The commits probably aren't lost. Make a backup first. Check what branches you have, and what's in them. You might be interested to learn about the reflog, if you really can't find your commits in any branch.
If you don't have a repository browser installed (I like tig), you could inspect your repository using a command like this: git log --graph --all --oneline --decorate
How do I edit a previous commit and submit it without erasing the commits ahead of it on the master?
If the commit to edit is the previous commit:
- Make the changes you want.
- Stage the changes, probably using
git add -u
if you're not adding new files. - Amend the previous commit,
git commit --amend
will do that, add-C HEAD
if you don't want to edit the commit message.
If you want to edit an older commit, you need to use rebase. This can be done interactively:
- Start from whichever branch you want to edit, usually with no changes in your working copy.

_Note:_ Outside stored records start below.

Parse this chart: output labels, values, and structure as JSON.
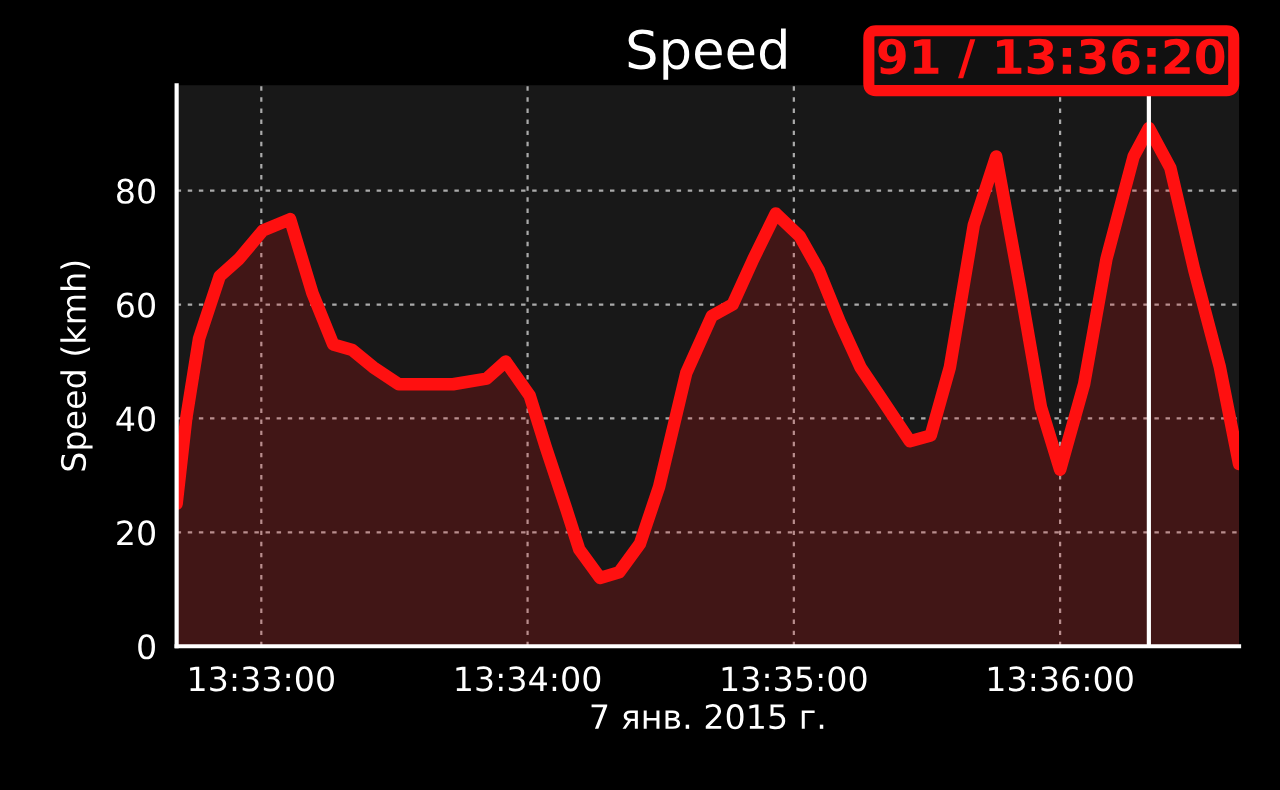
{
  "chart_data": {
    "type": "area",
    "title": "Speed",
    "xlabel": "7 янв. 2015 г.",
    "ylabel": "Speed (kmh)",
    "x": [
      13.5447,
      13.5453,
      13.5461,
      13.5474,
      13.5486,
      13.5501,
      13.5518,
      13.5532,
      13.5545,
      13.5557,
      13.557,
      13.5586,
      13.5601,
      13.562,
      13.5641,
      13.5653,
      13.5668,
      13.5678,
      13.5691,
      13.5699,
      13.5712,
      13.5724,
      13.5737,
      13.5749,
      13.5766,
      13.5782,
      13.5795,
      13.5808,
      13.5822,
      13.5837,
      13.5849,
      13.5862,
      13.5875,
      13.5887,
      13.5906,
      13.5919,
      13.5931,
      13.5946,
      13.596,
      13.5975,
      13.5988,
      13.6,
      13.6015,
      13.6029,
      13.6046,
      13.605556,
      13.6069,
      13.6084,
      13.61,
      13.6112
    ],
    "series": [
      {
        "color": "#ff1010",
        "values": [
          25,
          40,
          54,
          65,
          68,
          73,
          75,
          62,
          53,
          52,
          49,
          46,
          46,
          46,
          47,
          50,
          44,
          35,
          24,
          17,
          12,
          13,
          18,
          28,
          48,
          58,
          60,
          68,
          76,
          72,
          66,
          57,
          49,
          44,
          36,
          37,
          49,
          74,
          86,
          63,
          42,
          31,
          46,
          68,
          86,
          91,
          84,
          66,
          49,
          32
        ]
      }
    ],
    "xlim": [
      13.5447,
      13.6112
    ],
    "ylim": [
      0,
      98.5
    ],
    "xticks": [
      {
        "value": 13.55,
        "label": "13:33:00"
      },
      {
        "value": 13.566667,
        "label": "13:34:00"
      },
      {
        "value": 13.583333,
        "label": "13:35:00"
      },
      {
        "value": 13.6,
        "label": "13:36:00"
      }
    ],
    "yticks": [
      0,
      20,
      40,
      60,
      80
    ],
    "grid": true,
    "ref_lines": [
      {
        "axis": "x",
        "value": 13.605556,
        "color": "#ffffff"
      }
    ],
    "annotations": [
      {
        "text": "91 / 13:36:20",
        "x": 13.605556,
        "y": 91
      }
    ]
  }
}
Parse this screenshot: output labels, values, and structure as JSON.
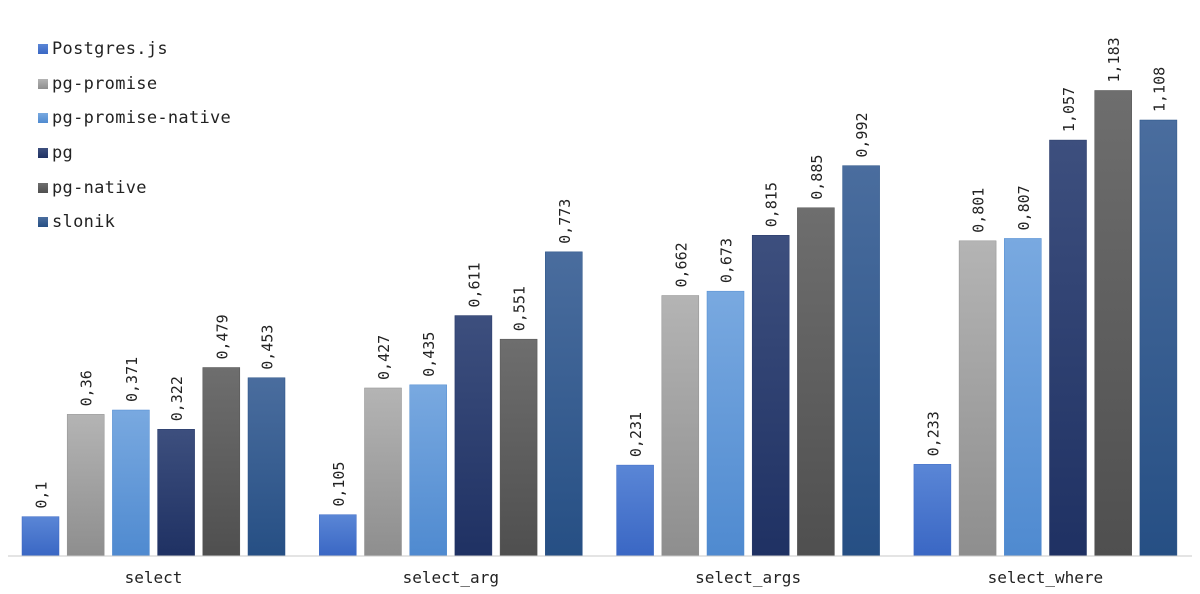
{
  "chart_data": {
    "type": "bar",
    "categories": [
      "select",
      "select_arg",
      "select_args",
      "select_where"
    ],
    "series": [
      {
        "name": "Postgres.js",
        "values": [
          0.1,
          0.105,
          0.231,
          0.233
        ],
        "labels": [
          "0,1",
          "0,105",
          "0,231",
          "0,233"
        ],
        "color_top": "#5a86d6",
        "color_bottom": "#3a67c4"
      },
      {
        "name": "pg-promise",
        "values": [
          0.36,
          0.427,
          0.662,
          0.801
        ],
        "labels": [
          "0,36",
          "0,427",
          "0,662",
          "0,801"
        ],
        "color_top": "#b4b4b4",
        "color_bottom": "#8e8e8e"
      },
      {
        "name": "pg-promise-native",
        "values": [
          0.371,
          0.435,
          0.673,
          0.807
        ],
        "labels": [
          "0,371",
          "0,435",
          "0,673",
          "0,807"
        ],
        "color_top": "#79a9e0",
        "color_bottom": "#4f8ad0"
      },
      {
        "name": "pg",
        "values": [
          0.322,
          0.611,
          0.815,
          1.057
        ],
        "labels": [
          "0,322",
          "0,611",
          "0,815",
          "1,057"
        ],
        "color_top": "#3d4f7e",
        "color_bottom": "#1f3163"
      },
      {
        "name": "pg-native",
        "values": [
          0.479,
          0.551,
          0.885,
          1.183
        ],
        "labels": [
          "0,479",
          "0,551",
          "0,885",
          "1,183"
        ],
        "color_top": "#6e6e6e",
        "color_bottom": "#4f4f4f"
      },
      {
        "name": "slonik",
        "values": [
          0.453,
          0.773,
          0.992,
          1.108
        ],
        "labels": [
          "0,453",
          "0,773",
          "0,992",
          "1,108"
        ],
        "color_top": "#4a6d9e",
        "color_bottom": "#264f84"
      }
    ],
    "title": "",
    "xlabel": "",
    "ylabel": "",
    "ylim": [
      0,
      1.2
    ],
    "grid": false,
    "legend_position": "top-left",
    "colors": {
      "axis": "#c8c8c8",
      "label_text": "#222222"
    }
  }
}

- Make the changes you wanted in the earlier commit.
- Stage and commit those changes - don't bother writing a sensible commit message here.
- Run
git rebase -i
, this will open an editor:- Move the last line (with the nonsense commit message) up until it is on the line below the commit you want to edit.
- Change
pick
at the start of the line tof
(for fixup). - Make no other changes to the file
- Save and exit
- Git should modify your earlier commit to include the edit, and will try to rebase your other changes on top.
This will try to apply your edits to the earlier commit, and rebase all your subsequent changes on top of the earlier commit plus your edits. You might get merge conflicts if the later commits are affected by your edit. Git will provide instructions on how to resolve these. If you don't understand them, you can use git rebase --abort
to go back to where you started, with your edits being the latest commit.
Note that you should not edit commits that you have already pushed to a shared repository. This is likely to create a lot of confusion.